Disasters and emergencies also increase the likelihood they will be forced into childhood marriage, domestic work, or prostitution, and while the risks they face increase, access to sexual and reproductive health services decreases.
Gender-specific measures have already been taken in response to the Philippines crisis; all aid partners are required to assess the risk of violence to women and girls and address their specific needs.
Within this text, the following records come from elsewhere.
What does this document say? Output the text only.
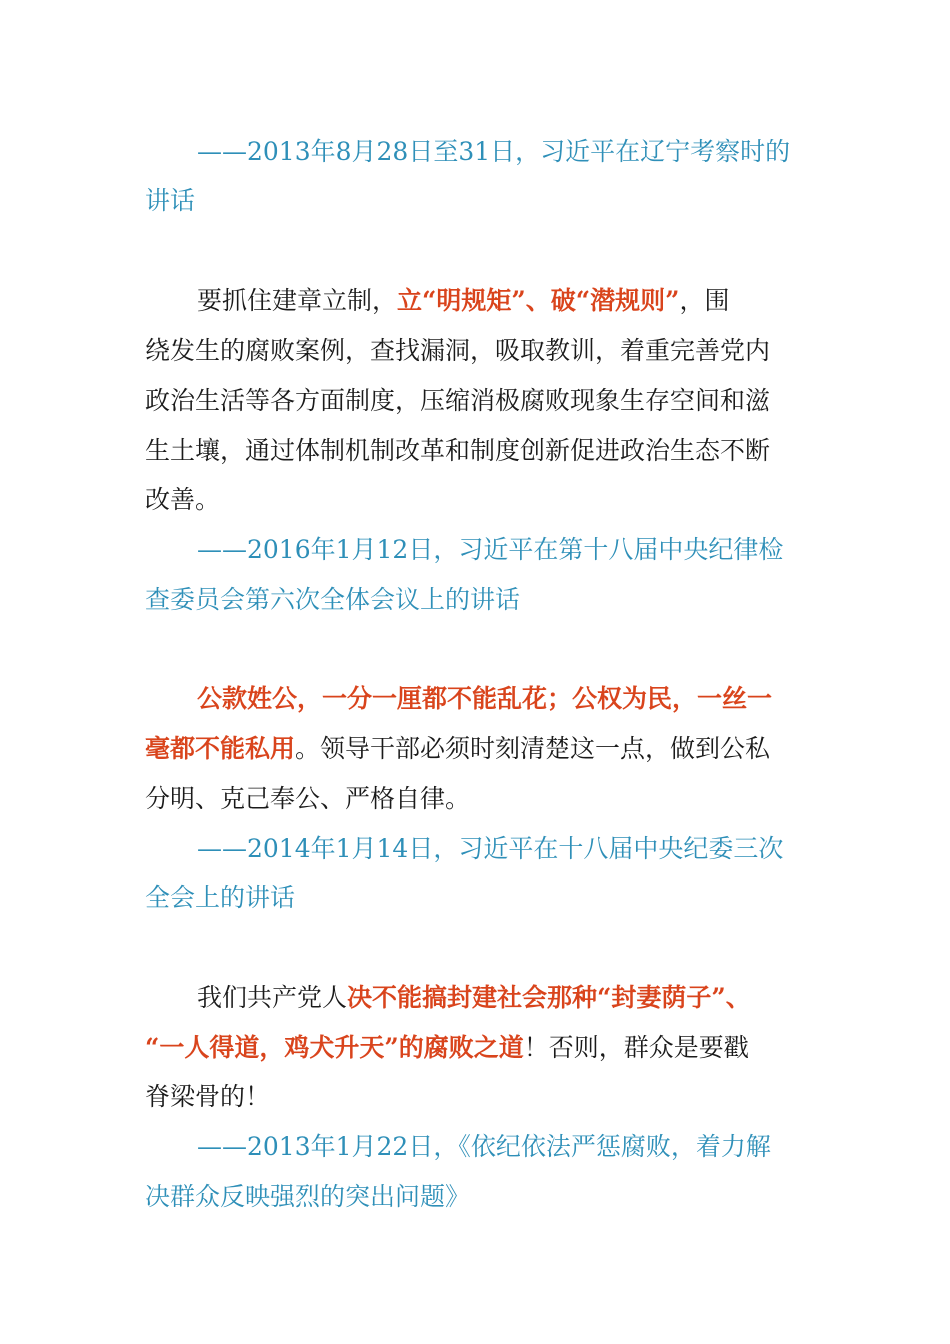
——2013年8月28日至31日，习近平在辽宁考察时的
讲话
要抓住建章立制，立“明规矩”、破“潜规则”，围
绕发生的腐败案例，查找漏洞，吸取教训，着重完善党内
政治生活等各方面制度，压缩消极腐败现象生存空间和滋
生土壤，通过体制机制改革和制度创新促进政治生态不断
改善。
——2016年1月12日，习近平在第十八届中央纪律检
查委员会第六次全体会议上的讲话
公款姓公，一分一厘都不能乱花；公权为民，一丝一
毫都不能私用。领导干部必须时刻清楚这一点，做到公私
分明、克己奉公、严格自律。
——2014年1月14日，习近平在十八届中央纪委三次
全会上的讲话
我们共产党人决不能搞封建社会那种“封妻荫子”、
“一人得道，鸡犬升天”的腐败之道！否则，群众是要戳
脊梁骨的！
——2013年1月22日，《依纪依法严惩腐败，着力解
决群众反映强烈的突出问题》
The UK has deployed a protection specialist to assist with this.
The UK has also supplied solar lanterns with built-in mobile phone chargers for remote and vulnerable communities, which will allow women and girls to move around more safely after dark as well as improve channels of communication.
Last week the UK’s Department for International Development (DFID) announced £21.6 million in new funding to specifically target women and girls in emergencies.
This includes £3 million to support the UN’s work in Syria to establish safe spaces for women and girls and to increase the capacity of health services; £4 million and £1.6 million for projects in Lebanon and Jordon respectively, to reduce the burden on vulnerable families so they do not need to rely on child labour, early marriage or ‘survival sex’; and £4 million for the International Committee of the Red Cross (ICRC) to provide support to survivors of sexual violence in situations of violence.
Around £9 million goes to DFID’s own programmes with the International Rescue Committee (IRC) in Pakistan, the Democratic Republic of Congo and Ethiopia, to empower girls to be able to protect themselves better in humanitarian situations.
Richard C. W. Miller, executive director of Action Aid UK, said that empowering women in the face of disaster is imperative.
“Whilst women’s security during emergencies is vitally important, if the government wants to see real change, it must also look at tackling the root causes of violence against women before crisis breaks,” he wrote for the Huffington Post UK’s Blog.
“Put simply, a society that tolerates violence against women and girls generally is a society that will be even more violent towards women and girls during war, famine or environmental disaster.”